C’est donc Émile qui va défendre l’œuvre de son père contre ses détracteurs, dont la plus virulente semble avoir été une certaine Mademoiselle Marie Matrat, Inspectrice Générale des Écoles maternelles. (1)
Cette controverse vieille de presque 150 ans n’aurait aucun intérêt, si nous n’y retrouvions bon nombre d’arguments que certains nous opposent encore aujourd’hui, à savoir l’inutilité de la gestuelle.
Pour beaucoup aujourd’hui, grâce aux travaux du XXème siècle sur la motricité, notamment ceux de Madame Théa Bugnet, et ceux sur les différents profils d’intelligence, notamment ceux de Antoine de la Garanderie, l’importance du geste dans les apprentissages ne fait plus aucun doute.
Pour d’autres, rejoignant en cela Mademoiselle Matrat, la gestuelle n’est qu’un obstacle au bon apprentissage de la lecture et de l’écriture. La polémique est donc ancienne !
D’autres encore, travaillant sur des thèses et des mémoires en tous genres, écrivent encore un certain nombre d’erreurs sur la méthode de Grosselin. C’est à ces deux derniers groupes que s’adressent les points suivants :
Mademoiselle Matrat traite la phonomimie de « ménagerie pédagogique » (sic), pense que l’enfant doit mémoriser 4 alphabets (lettre, son, geste, histoire) et trouve donc cela très complexe ; ainsi, pour épeler « mouton », il faut faire le geste de la vache, du loup, de l’horloge, et de la surdité ! Dit comme cela, cela paraît même un peu fou ! Mais l’enfant qui a utilisé l’histoire et le geste pour mémoriser la lettre, dit bien une lettre et seulement une lettre avec ses mains, tandis que sa bouche prononce des syllabes. Il n’y a aucune épellation là dedans, au sens usuel de ce mot. Seule la main épelle, la bouche articule les syllabes…
On peut noter en passant que Mademoiselle Matrat est irritée à l’idée que la phonomimie a envahi les salles d’asile, et qu’avec ce procédé, on doit apprendre à lire en 3 mois, six mois pour une classe nombreuse.
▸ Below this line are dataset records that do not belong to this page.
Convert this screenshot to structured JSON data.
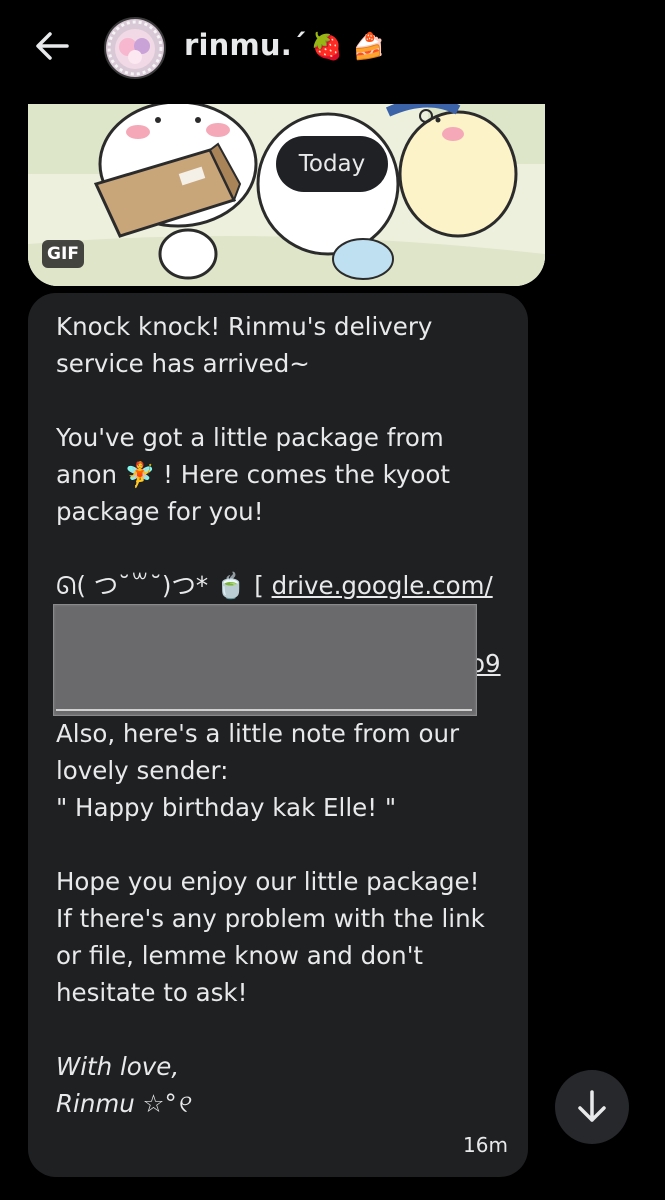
{
  "header": {
    "title": "rinmu.ˊ",
    "title_emoji": "🍓 🍰",
    "back_icon": "arrow-left-icon",
    "avatar_icon": "avatar"
  },
  "media": {
    "badge": "GIF",
    "date_separator": "Today"
  },
  "message": {
    "line1": "Knock knock! Rinmu's delivery",
    "line2": "service has arrived~",
    "line3": "You've got a little package from",
    "line4_a": "anon",
    "line4_emoji": "🧚",
    "line4_b": " ! Here comes the kyoot",
    "line5": "package for you!",
    "kaomoji": "ᘏ( つ˘꒳˘)つ* 🍵",
    "link_bracket": " [ ",
    "link_text": "drive.google.com/",
    "link_tail": "o9",
    "note1": "Also, here's a little note from our",
    "note2": "lovely sender:",
    "note3": "\" Happy birthday kak Elle! \"",
    "closing1": "Hope you enjoy our little package!",
    "closing2": "If there's any problem with the link",
    "closing3": "or file, lemme know and don't",
    "closing4": "hesitate to ask!",
    "sign1": "With love,",
    "sign2": "Rinmu ☆°୧",
    "timestamp": "16m"
  },
  "scroll_button_icon": "arrow-down-icon",
  "colors": {
    "background": "#000000",
    "bubble": "#1f2022",
    "text": "#e7e9ea"
  }
}
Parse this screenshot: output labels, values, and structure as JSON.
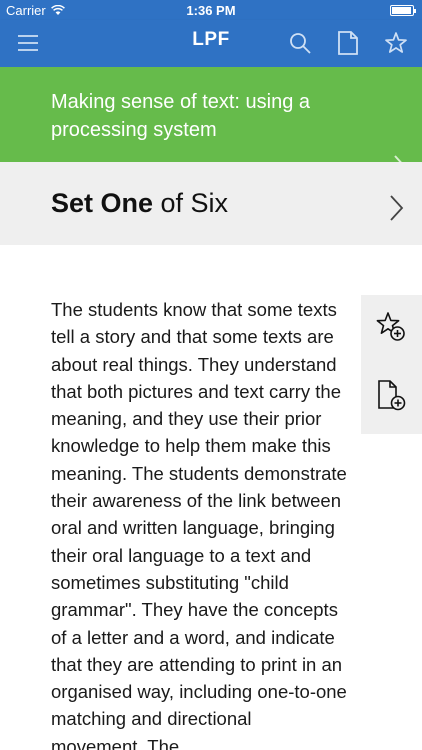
{
  "status_bar": {
    "carrier": "Carrier",
    "time": "1:36 PM",
    "battery_level": 0.95
  },
  "nav_bar": {
    "title": "LPF",
    "icons": [
      "menu-icon",
      "search-icon",
      "document-icon",
      "star-icon"
    ]
  },
  "section_banner": {
    "title": "Making sense of text: using a processing system"
  },
  "set_selector": {
    "bold": "Set One",
    "rest": " of Six"
  },
  "body_text": "The students know that some texts tell a story and that some texts are about real things. They understand that both pictures and text carry the meaning, and they use their prior knowledge to help them make this meaning. The students demonstrate their awareness of the link between oral and written language, bringing their oral language to a text and sometimes substituting \"child grammar\". They have the concepts of a letter and a word, and indicate that they are attending to print in an organised way, including one-to-one matching and directional movement. The",
  "side_tools": [
    "add-favourite-icon",
    "add-note-icon"
  ],
  "colors": {
    "nav": "#2f72c4",
    "banner": "#66bb4b",
    "set_row": "#efefef"
  }
}
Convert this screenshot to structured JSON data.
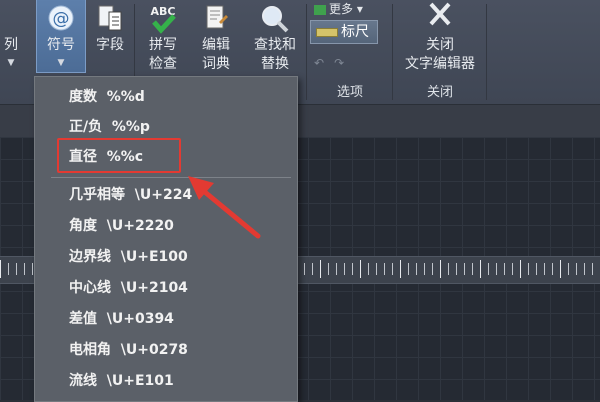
{
  "ribbon": {
    "buttons": {
      "partial": {
        "label": "列"
      },
      "symbol": {
        "label": "符号"
      },
      "field": {
        "label": "字段"
      },
      "spell": {
        "label": "拼写\n检查",
        "icon_text": "ABC"
      },
      "dict": {
        "label": "编辑\n词典"
      },
      "find": {
        "label": "查找和\n替换"
      },
      "close": {
        "label": "关闭\n文字编辑器"
      }
    },
    "options": {
      "more": "更多",
      "ruler": "标尺"
    },
    "group_labels": {
      "options": "选项",
      "close": "关闭"
    }
  },
  "symbol_menu": {
    "items": [
      {
        "name": "度数",
        "code": "%%d"
      },
      {
        "name": "正/负",
        "code": "%%p"
      },
      {
        "name": "直径",
        "code": "%%c"
      },
      {
        "name": "几乎相等",
        "code": "\\U+224"
      },
      {
        "name": "角度",
        "code": "\\U+2220"
      },
      {
        "name": "边界线",
        "code": "\\U+E100"
      },
      {
        "name": "中心线",
        "code": "\\U+2104"
      },
      {
        "name": "差值",
        "code": "\\U+0394"
      },
      {
        "name": "电相角",
        "code": "\\U+0278"
      },
      {
        "name": "流线",
        "code": "\\U+E101"
      }
    ],
    "highlighted_index": 2
  },
  "colors": {
    "highlight": "#e33a32",
    "arrow": "#e33a32",
    "menu_bg": "#5b6068",
    "ribbon_bg": "#454c5a"
  },
  "icons": {
    "symbol": "at-icon",
    "field": "field-icon",
    "spell": "spell-check-icon",
    "dict": "dictionary-icon",
    "find": "find-icon",
    "close": "close-icon"
  }
}
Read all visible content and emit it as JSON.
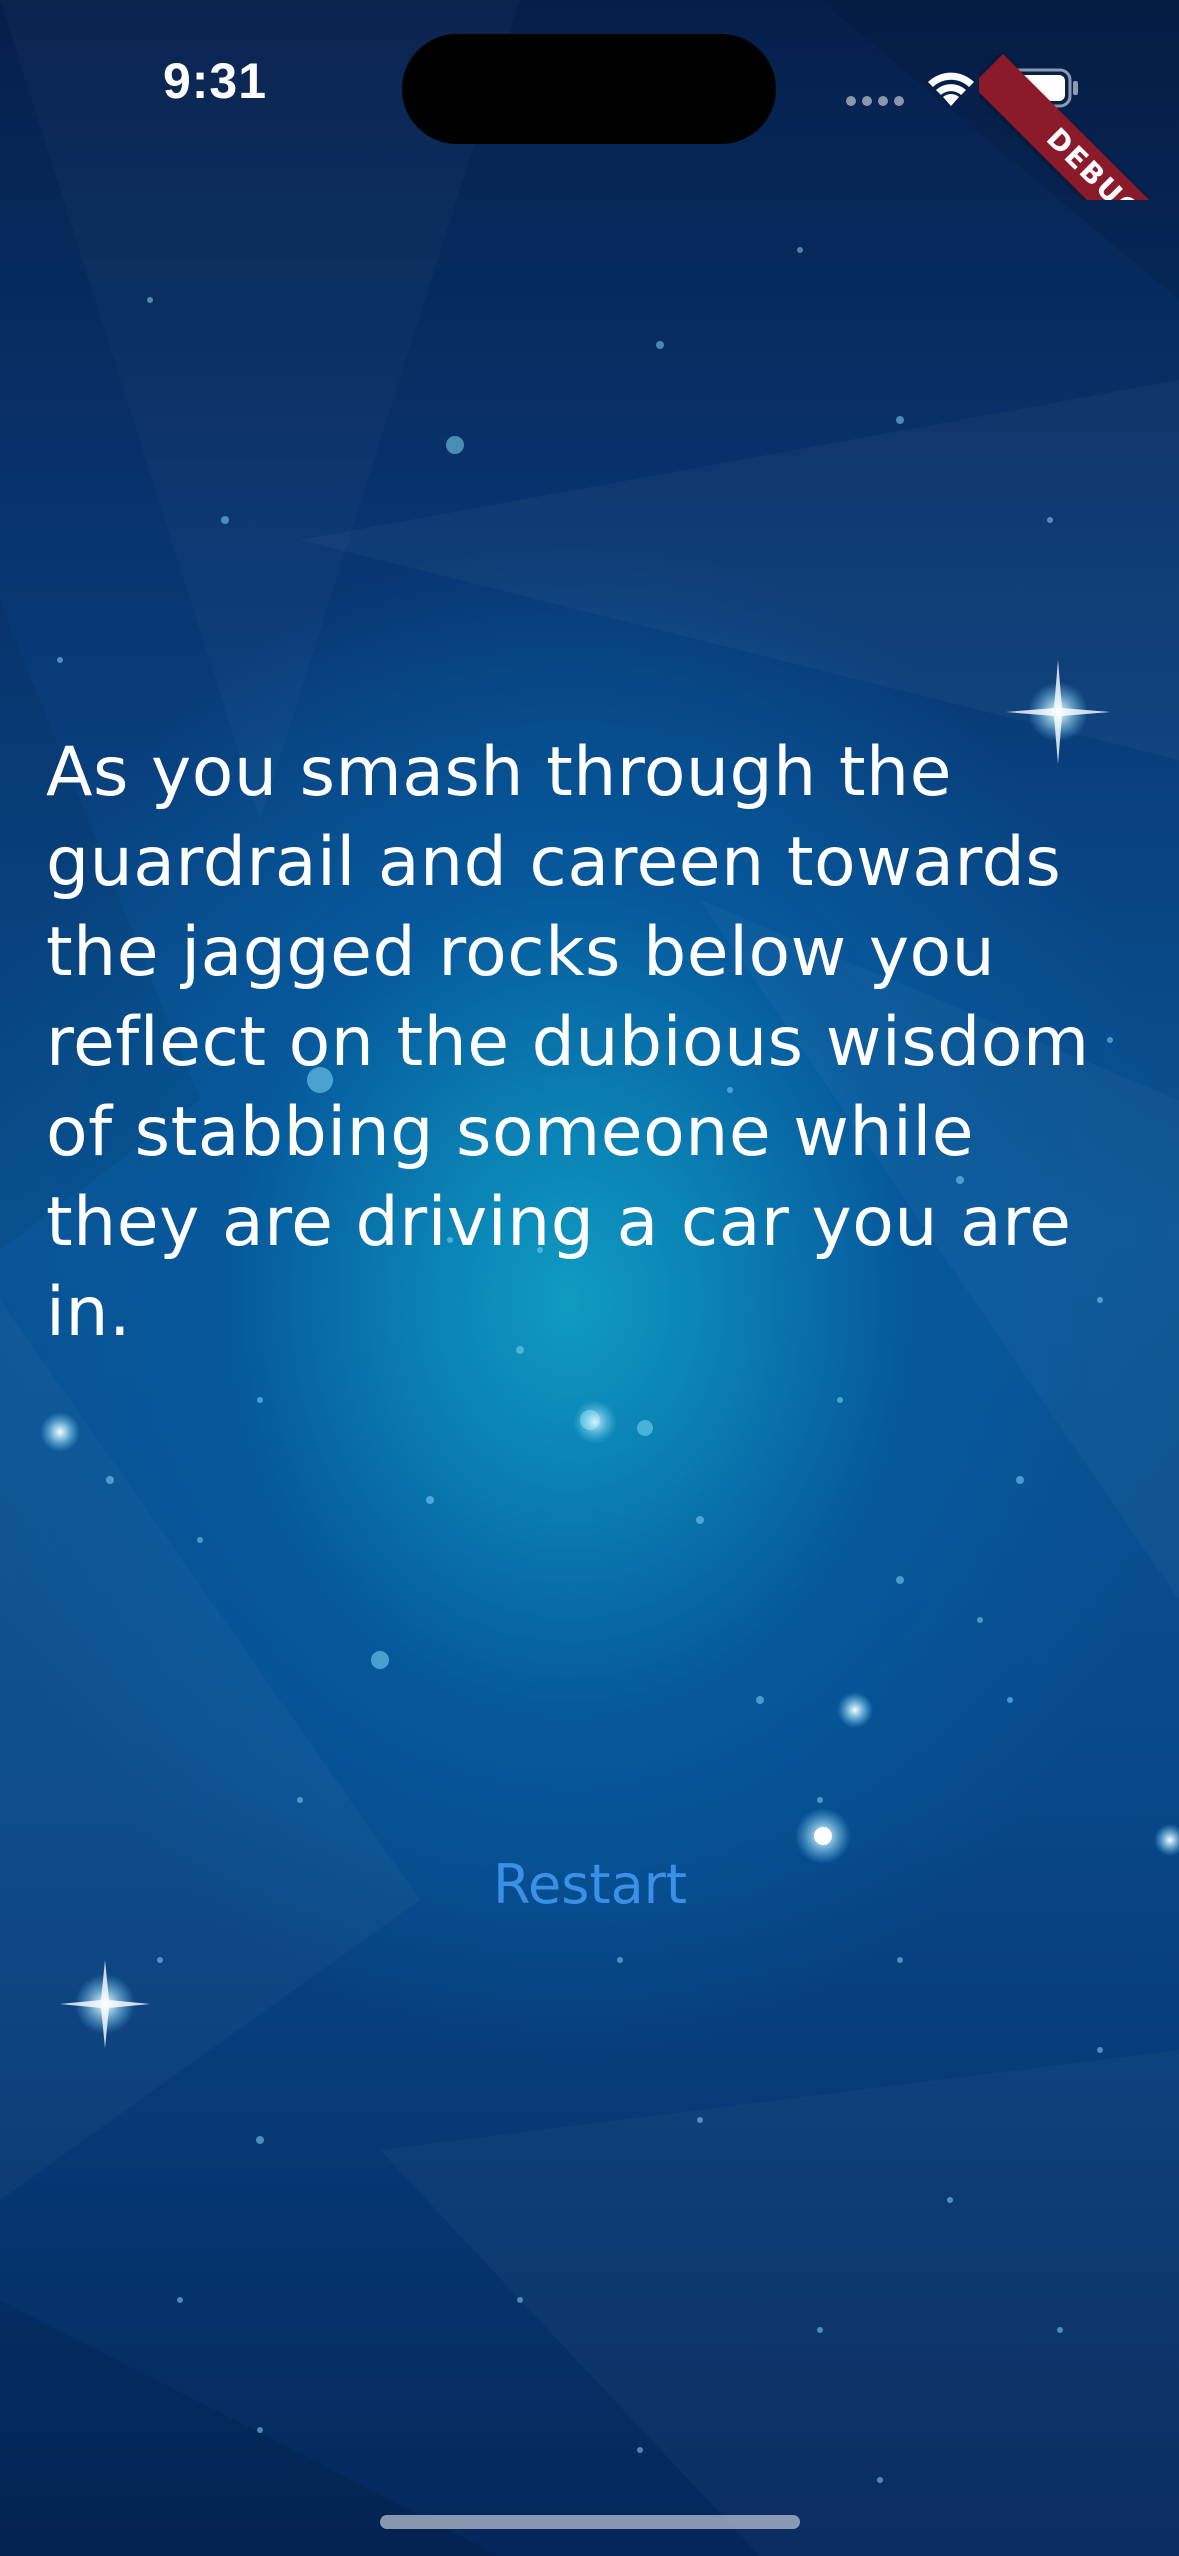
{
  "status_bar": {
    "time": "9:31",
    "signal_icon": "cellular-dots-icon",
    "wifi_icon": "wifi-icon",
    "battery_icon": "battery-icon"
  },
  "debug_banner": {
    "label": "DEBUG",
    "color": "#8b1b2a"
  },
  "story": {
    "text": "As you smash through the guardrail and careen towards the jagged rocks below you reflect on the dubious wisdom of stabbing someone while they are driving a car you are in."
  },
  "actions": {
    "restart_label": "Restart"
  },
  "colors": {
    "accent": "#3a8fe6",
    "text": "#ffffff"
  }
}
Il semblerait, à ses dires, que le résultat dépend de la valeur du maître : cela ne marcherait qu’avec ceux « dont la foi transporterait les montagnes » ! On peut raisonnablement penser que cela marche bien avec ceux qui ont été bien formés à la méthode, plutôt que de parler de foi ! On voit aussi que la phonomimie était très répandue et qu’elle marchait plutôt bien.
Mademoiselle Matrat voit pour preuve que la phonomimie est si peu intéressante qu’aucun pays étranger n’a souhaité s’en emparer. Voilà qui oblige Émile Grosselin à préciser que dès 1878, l’Italie disposait déjà de ses propres tableaux phonomimiques, que l’Espagne l’avait déjà exportée en Amérique du Sud et que des essais étaient en cours en anglais et en allemand… Et de nos jours, on sait combien la phonomimie ‘s’exporte’ bien! On aimerait retrouver les fameux tableaux italiens dont il est question !
En 2015, Mesdames Angélique HERRERO et Béatriz DE PABLO PENA écrivent un Mémoire de Master à l’Université de Genève au nom évocateur : « Comment enseigne-t-on à lire? » (2) Elles ont la gentillesse de mentionner Grosselin, mais de quelle façon ! Voilà que la phonomimie a été mise au point « dans les hospices pour les enfants malades, sourds-muets, puis employée dans les écoles primaires avant d’être abandonnée par les enseignants en raison de son contenu très moralisant et d’orientation très catholique des textes proposés… Cette méthode ne permet pas aux élèves d’apprendre les correspondances entre graphèmes et phonèmes ainsi que la combinaison des sons »…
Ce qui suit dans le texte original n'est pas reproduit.